DavidButt.ca
My little place on the web

Building a Credit History

02.08.14 07:08 AM By David Butt

I was reading some of the challenges faced by an individual who chooses to avoid credit, and pays cash for all her purchases. While she knowingly does this from choice, one episode was particularly interesting:

I have no usable credit history by choice. I have money. I pay my bills every month on the day they're available online. I don't wait for the email. I have never had an overdue bill, not with my landline (20 years), cable TV/internet (15 years), rent (25 years), or anything else. All that "history" is verifiable, but irrelevant in a credit check.I understood that irrelevancy when I went in to a London Drugs store last year to go from prepaid to postpaid cellphone. I was prepared to pay a large security deposit. I was not prepared for the reaction of the sales rep when the $700.00 deposit popped up on her computer screen. She looked at me horrified, grabbed the phone off the counter and clutched it to her chest. I left the store almost in tears of humiliation, and without the phone I could very well afford. I had no heart to try another store.

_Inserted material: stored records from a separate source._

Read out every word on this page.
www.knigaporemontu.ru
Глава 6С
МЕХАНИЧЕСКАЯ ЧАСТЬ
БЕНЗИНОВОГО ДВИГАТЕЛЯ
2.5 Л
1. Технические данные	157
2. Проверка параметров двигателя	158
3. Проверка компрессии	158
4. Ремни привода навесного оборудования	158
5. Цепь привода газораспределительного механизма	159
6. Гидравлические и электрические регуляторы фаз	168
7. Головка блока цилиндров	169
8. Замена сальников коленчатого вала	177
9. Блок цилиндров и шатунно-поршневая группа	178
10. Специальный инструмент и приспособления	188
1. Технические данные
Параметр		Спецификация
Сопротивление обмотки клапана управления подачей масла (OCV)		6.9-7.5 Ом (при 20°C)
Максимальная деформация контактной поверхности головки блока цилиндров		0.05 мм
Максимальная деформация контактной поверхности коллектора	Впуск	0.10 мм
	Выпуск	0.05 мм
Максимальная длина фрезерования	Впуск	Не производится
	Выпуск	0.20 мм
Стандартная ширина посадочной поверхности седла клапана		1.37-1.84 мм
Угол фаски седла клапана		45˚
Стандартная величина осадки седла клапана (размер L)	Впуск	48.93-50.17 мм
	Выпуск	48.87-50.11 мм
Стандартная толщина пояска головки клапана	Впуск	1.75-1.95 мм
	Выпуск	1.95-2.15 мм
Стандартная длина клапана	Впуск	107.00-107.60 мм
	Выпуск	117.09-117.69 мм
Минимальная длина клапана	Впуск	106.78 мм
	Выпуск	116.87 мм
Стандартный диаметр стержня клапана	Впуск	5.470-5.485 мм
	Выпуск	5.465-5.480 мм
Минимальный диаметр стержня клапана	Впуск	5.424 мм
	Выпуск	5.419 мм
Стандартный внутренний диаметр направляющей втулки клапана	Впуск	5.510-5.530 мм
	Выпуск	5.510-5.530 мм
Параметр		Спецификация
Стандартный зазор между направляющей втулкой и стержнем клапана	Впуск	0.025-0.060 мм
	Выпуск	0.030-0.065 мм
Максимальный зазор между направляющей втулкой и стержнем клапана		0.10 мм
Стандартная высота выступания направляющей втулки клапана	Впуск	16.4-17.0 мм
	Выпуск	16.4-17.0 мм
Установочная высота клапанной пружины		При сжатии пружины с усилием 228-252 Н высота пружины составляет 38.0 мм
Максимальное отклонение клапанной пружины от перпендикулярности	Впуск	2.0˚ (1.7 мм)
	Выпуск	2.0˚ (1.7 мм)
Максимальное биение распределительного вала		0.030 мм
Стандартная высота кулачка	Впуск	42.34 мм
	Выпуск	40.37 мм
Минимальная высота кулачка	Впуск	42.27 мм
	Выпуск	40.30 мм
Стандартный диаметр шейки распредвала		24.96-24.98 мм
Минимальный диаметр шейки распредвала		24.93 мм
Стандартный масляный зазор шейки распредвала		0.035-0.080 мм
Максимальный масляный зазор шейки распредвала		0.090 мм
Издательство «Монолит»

I have spoken with a number of young folks who are averse to owning a credit card due to the horror stories they have heard about friends or others who have fallen into the trap of misuse of credit. However, I believe it is important for each of us to work to have an impeccable Credit Rating, even if we prefer to live a cash lifestyle.

One simple way to build a quality credit score is to have a credit card you use to purchase items you would have had to buy anyway, putting the money aside, and paying it off when due. By setting it up so you purchase groceries, or car repairs, or similar, especially when you have the cash in hand to make the payment, you build credit. Another simple way is, once you have saved for a home appliance, to purchase it with a loan. You may have an interest cost, but, should you need a loan in the future, you will have a credit history to your benefit. 

The importance of having a quality credit rating should not be dismissed as out of hand. It can literally mean the difference to having a roof over your head! We moved to a new town some years ago with an insanely low rental vacancy rate. We both had professional credentials, and I had a solid job which I had started. We had a limited down payment, but had built a good credit rating. This gave us the opportunity to purchase a house, where no rentals were available, and settle in to our jobs. Without a credit rating, and therefore the house, we could not have stayed.